Ho scelto di ascoltare l’audiolettura de “L’isola di Arturo” nel mese di novembre perché a settembre si sono formati due gruppi di lettura virtuali (uno con la blogger RaccontareRosi e l’altro con lo #scaffaletraboccante di Sbarbine che leggono) e ho pensato di approfittarne.

Cos’è “L’isola di Arturo”

Arturo è un giovane abitante di Procida. Cresciuto nella Casa dei Guaglioni, aspetta che il padre torni a trovarlo, imprevedibile e sfuggente. Il ragazzo lo desidera così tanto che lo mitizza e si fa bastare il silenzio della sua compagnia, quando sono insieme.

Ma un giorno c’è un imprevisto: suo padre non sbarca a Procida da solo.

Punti di debolezza

Quanto ho sentito nominare questo libro, leggendo la biografia di Angela Bubba! Quanto strazio intuito dietro la mancanza di un figlio, quanto simbolismo dietro la fine dell’infanzia! Quanti punti esclamativi, anche!

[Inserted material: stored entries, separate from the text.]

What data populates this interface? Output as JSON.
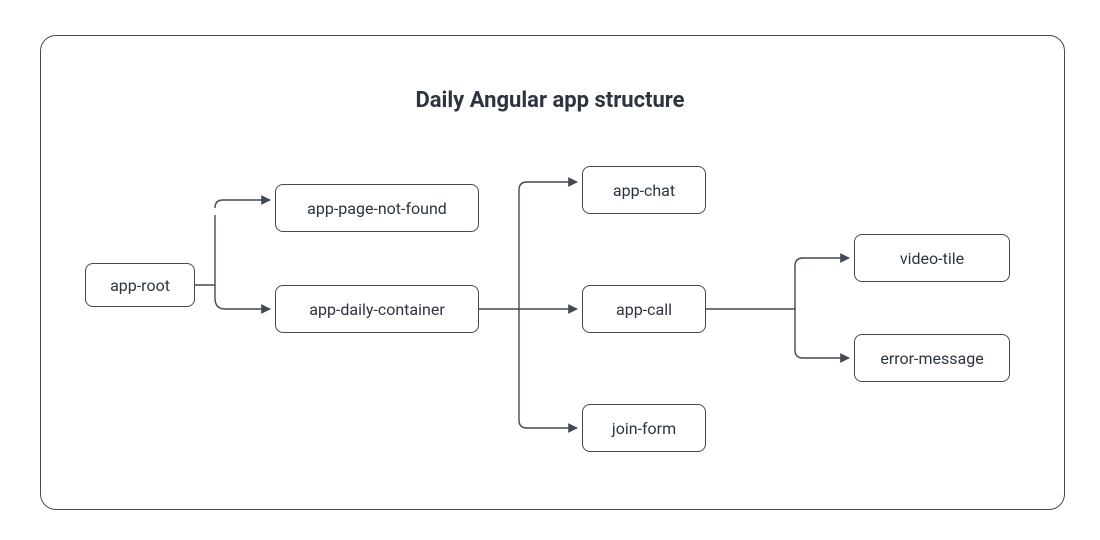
{
  "title": "Daily Angular app structure",
  "nodes": {
    "root": "app-root",
    "pageNotFound": "app-page-not-found",
    "dailyContainer": "app-daily-container",
    "chat": "app-chat",
    "call": "app-call",
    "joinForm": "join-form",
    "videoTile": "video-tile",
    "errorMessage": "error-message"
  },
  "structure": {
    "app-root": {
      "children": [
        "app-page-not-found",
        "app-daily-container"
      ]
    },
    "app-daily-container": {
      "children": [
        "app-chat",
        "app-call",
        "join-form"
      ]
    },
    "app-call": {
      "children": [
        "video-tile",
        "error-message"
      ]
    }
  },
  "colors": {
    "stroke": "#424954",
    "text": "#2d3440",
    "background": "#ffffff"
  }
}
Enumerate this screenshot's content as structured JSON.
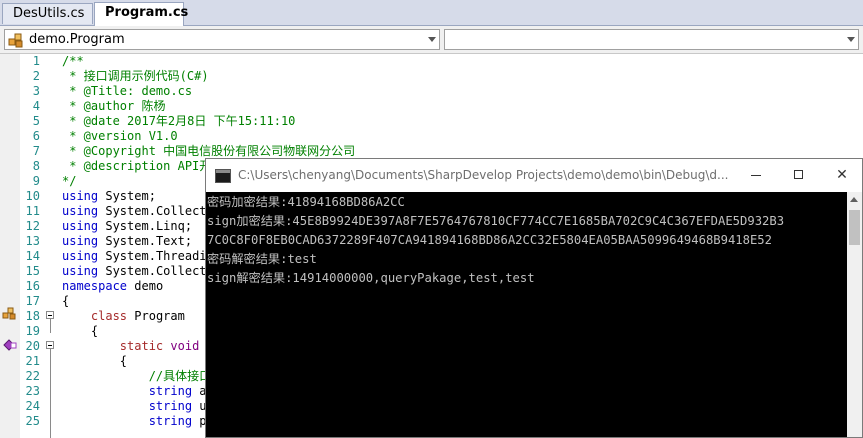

Ecco, comincio a credere di poter apprezzare meglio la Morante ascoltandola, perché il suo utilizzo incisivo e personale della lingua (“non assomiglia a nessun altro”, dicono di lei i critici) arriva ai miei occhi un po’ impolverato. Come fa notare Paolo Di Paolo ne “Vite che sono la tua” (Laterza 2019), siccome Arturo racconta in retrospettiva e da adulto, parla aulico e forse in questo si crea una distanza con il lettore. Allo stesso tempo, però, è vero che si fa “prodigiosa” la capacità dell’autrice di immedesimarsi in un adolescente, con i suoi impulsi e la sua scoperta del mondo. E soprattutto la sua solitudine.

Però, però, però…

Colpisce molto quella che Cesare Garboli definisce l’“idea immobile, ciclica della vita” con cui la scrittrice ci mostra gli eventi. La troviamo nel cielo sopra Procida, nel rumore del mare che la bagna.

Mi ha intenerito trovare anche qui l’immagine del ragazzetto seguito dal cane per le strade che è presente ne “La Storia”. È più facile seguirne lo sguardo se ci soffermiamo su come Giulia Caminito, nel suo “Amatissime” (Giulio Perrone 2022), ha cercato di ricostruire l’infanzia di Elsa Morante dalle lettere e dai primi racconti: già da bambina era pronta a rielaborare la realtà come altra, a tratti più sopportabile.

“Ah, è un inferno essere amati da chi non ama né la felicità, né la vita, né sé stesso, ma soltanto te!”

Nel suo romanzo biografico Angela Bubba sostiene che Elsa Morante perse un figlio e lo abbia immaginato come Arturo. La sua presenza pervade tutto il libro di Bubba, ossessiva, come se la Morante avesse plasmato in lui il suo sogno proibito di madre. Perciò ne “L’isola di Arturo” mi aspettavo un romanzo sulla maternità, o meglio, un romanzo sui rapporti filiali, o al limite la storia di un ragazzo imprigionato nel suo mondo.

“Per la prima volta, invece, conoscevo questa violenza disumana: aver compassione del mio stesso sangue!”

È invece un romanzo sul bisogno di essere amato. Anche se Di Paolo parla della scoperta di essere amati.

Arturo è un ragazzo orfano di madre, che è costretto a vivere il padre a gocce mentre lo vorrebbe bere a grandi sorsi. Essendo cresciuto in questo razionamento d’amore non è pronto alla gelosia, né all’innamoramento. Assistiamo empaticamente alla sua crescita interiore con tutti i dubbi, il subbuglio dell’anima e del corpo, la voglia di andare via.

Da questo punto di vista, “L’isola di Arturo” è un romanzo prezioso e delicato, commovente. È dolce l’ingenuità del protagonista, sono santi i suoi attacchi di rabbia di fronte alla realtà. Ad Arturo non si può che volere bene.